Sociology, asked by mawi23, 11 months ago

what were the intalatual issues that went into the making of society​

Answers

Answered by siddhi6029
1

Answer:

Sociology studies human society as an interconnected whole and how society and the individual interact with each other.

One of the tasks of sociology is to unravel the connection between a personal problem and a public issue.

It tries to understand that the individual in modern times belongs to more than one society and how societies are unequal.

Thus, sociology as a systematic study of society, distinct from philosophical and religious reflections, as well as our everyday common sense observation about society.

This distinct way of studying society can be better understood if we look back historically at the intellectual ideas and material contexts within which sociology was born and later grew.

The sociological imagination

C. Wright Mills rests his vision of the sociological imagination precisely in the unravelling of how the personal and public are related.

The sociological imagination enables us to grasp history and biography and the relations between the two within society.

The most fruitful distinction with which the sociological imagination works is between ‘the personal troubles of the milieu’ and ‘the public issues of social structure’.

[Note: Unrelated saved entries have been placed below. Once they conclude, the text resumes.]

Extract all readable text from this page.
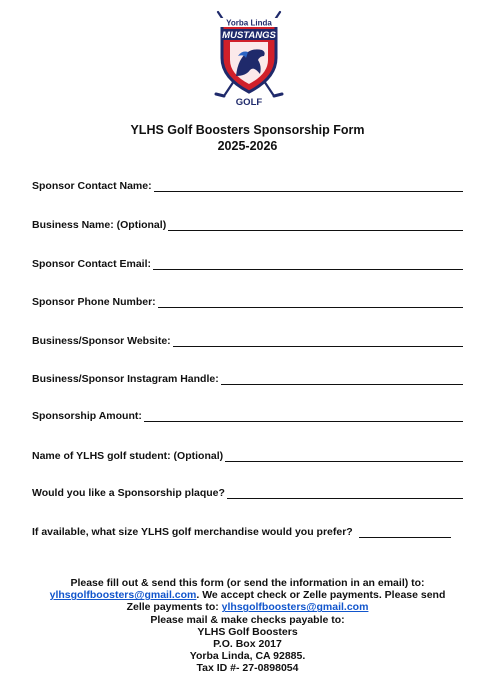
Yorba Linda
MUSTANGS
GOLF
YLHS Golf Boosters Sponsorship Form
2025-2026
Sponsor Contact Name:
Business Name: (Optional)
Sponsor Contact Email:
Sponsor Phone Number:
Business/Sponsor Website:
Business/Sponsor Instagram Handle:
Sponsorship Amount:
Name of YLHS golf student: (Optional)
Would you like a Sponsorship plaque?
If available, what size YLHS golf merchandise would you prefer?
Please fill out & send this form (or send the information in an email) to:
ylhsgolfboosters@gmail.com. We accept check or Zelle payments. Please send
Zelle payments to: ylhsgolfboosters@gmail.com
Please mail & make checks payable to:
YLHS Golf Boosters
P.O. Box 2017
Yorba Linda, CA 92885.
Tax ID #- 27-0898054
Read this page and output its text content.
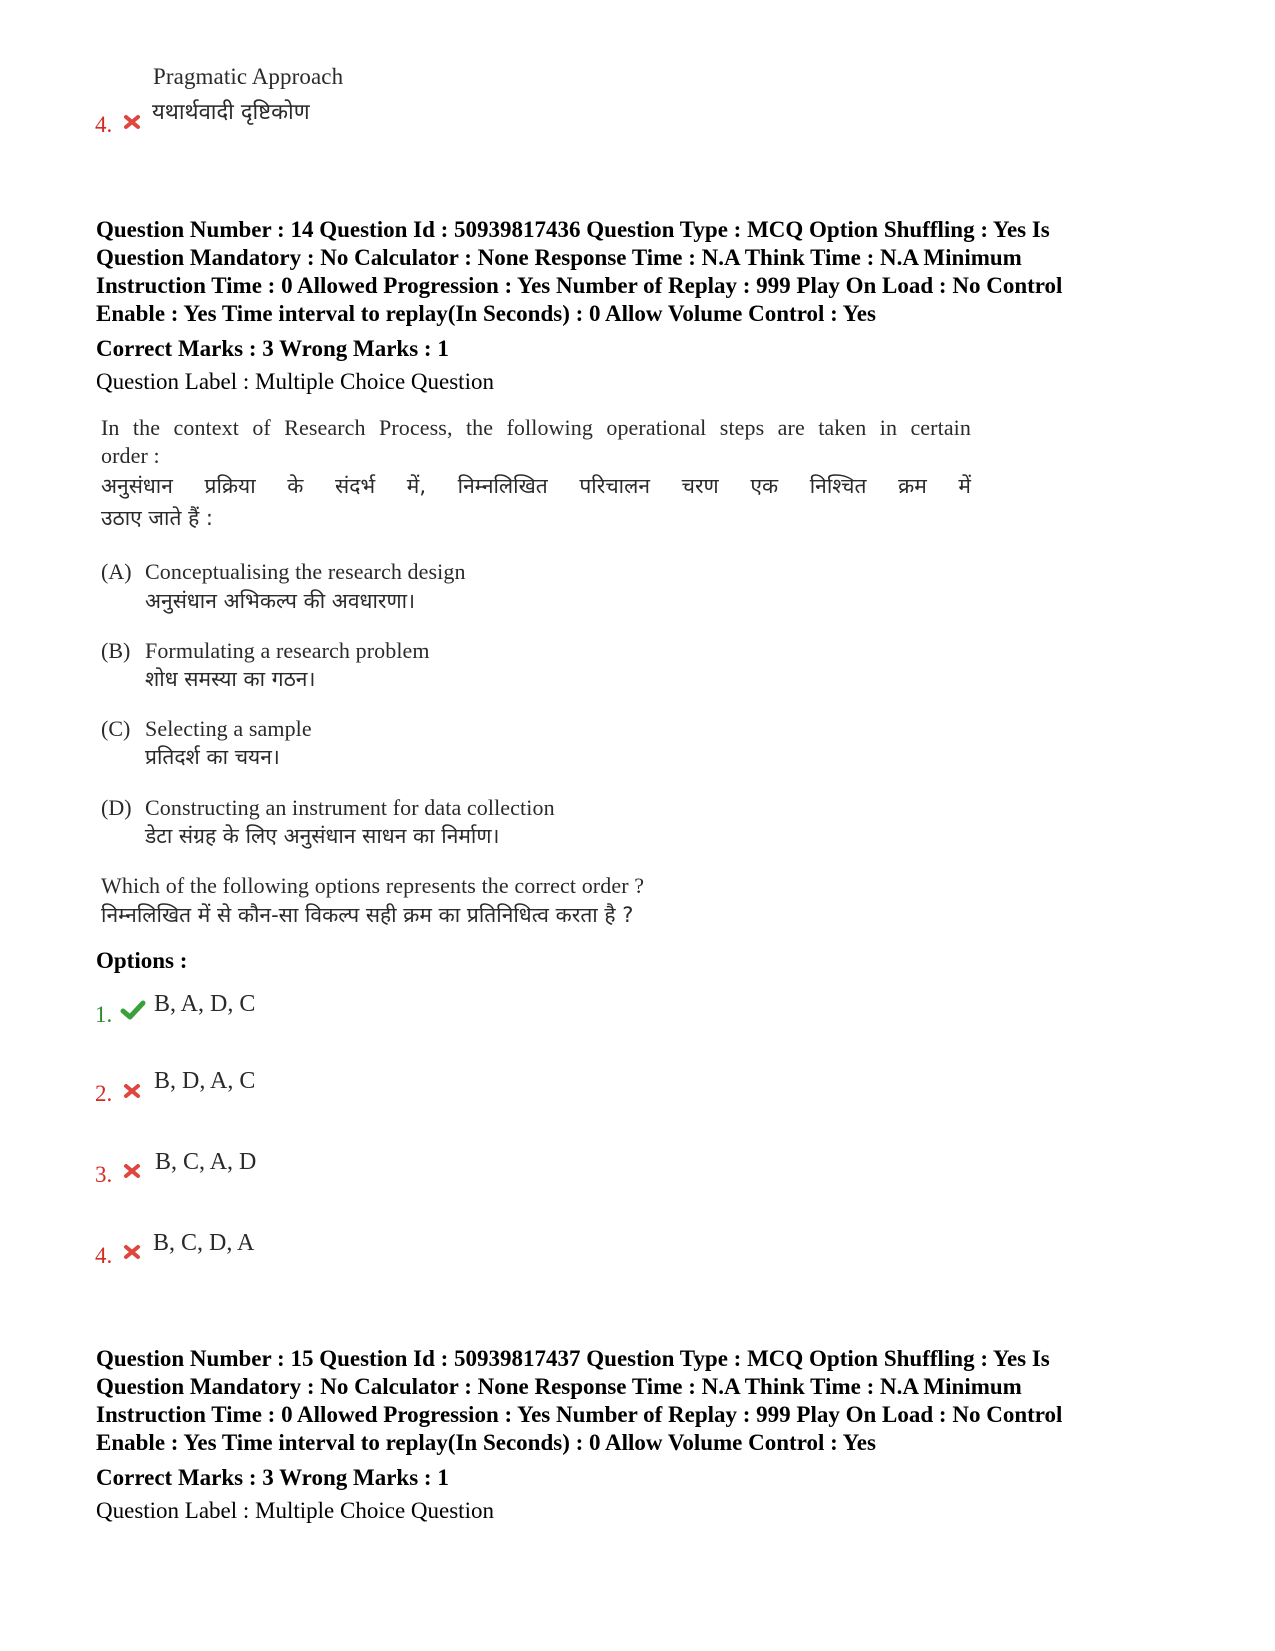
Pragmatic Approach
यथार्थवादी दृष्टिकोण
4.
Question Number : 14 Question Id : 50939817436 Question Type : MCQ Option Shuffling : Yes Is
Question Mandatory : No Calculator : None Response Time : N.A Think Time : N.A Minimum
Instruction Time : 0 Allowed Progression : Yes Number of Replay : 999 Play On Load : No Control
Enable : Yes Time interval to replay(In Seconds) : 0 Allow Volume Control : Yes
Correct Marks : 3 Wrong Marks : 1
Question Label : Multiple Choice Question
In the context of Research Process, the following operational steps are taken in certain
order :
अनुसंधान प्रक्रिया के संदर्भ में, निम्नलिखित परिचालन चरण एक निश्चित क्रम में
उठाए जाते हैं :
(A) Conceptualising the research design
अनुसंधान अभिकल्प की अवधारणा।
(B) Formulating a research problem
शोध समस्या का गठन।
(C) Selecting a sample
प्रतिदर्श का चयन।
(D) Constructing an instrument for data collection
डेटा संग्रह के लिए अनुसंधान साधन का निर्माण।
Which of the following options represents the correct order ?
निम्नलिखित में से कौन-सा विकल्प सही क्रम का प्रतिनिधित्व करता है ?
Options :
1. B, A, D, C
2. B, D, A, C
3. B, C, A, D
4. B, C, D, A
Question Number : 15 Question Id : 50939817437 Question Type : MCQ Option Shuffling : Yes Is
Question Mandatory : No Calculator : None Response Time : N.A Think Time : N.A Minimum
Instruction Time : 0 Allowed Progression : Yes Number of Replay : 999 Play On Load : No Control
Enable : Yes Time interval to replay(In Seconds) : 0 Allow Volume Control : Yes
Correct Marks : 3 Wrong Marks : 1
Question Label : Multiple Choice Question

Troubles occur within the character of the individual and within the range of his immediate relations with others; they have to do with his-self and with those limited areas of social life of which he is directly and personally aware.

Issues have to do with matters that transcend these local environments of the individual and the range of his inner life.

The facts of contemporary history are also facts about the success and the failure of individual men and women. When a society is industrialised, a peasant becomes a worker; a feudal lord is liquidated or becomes a businessman.

Neither the life of an individual nor the history of a society can be understood without understanding both.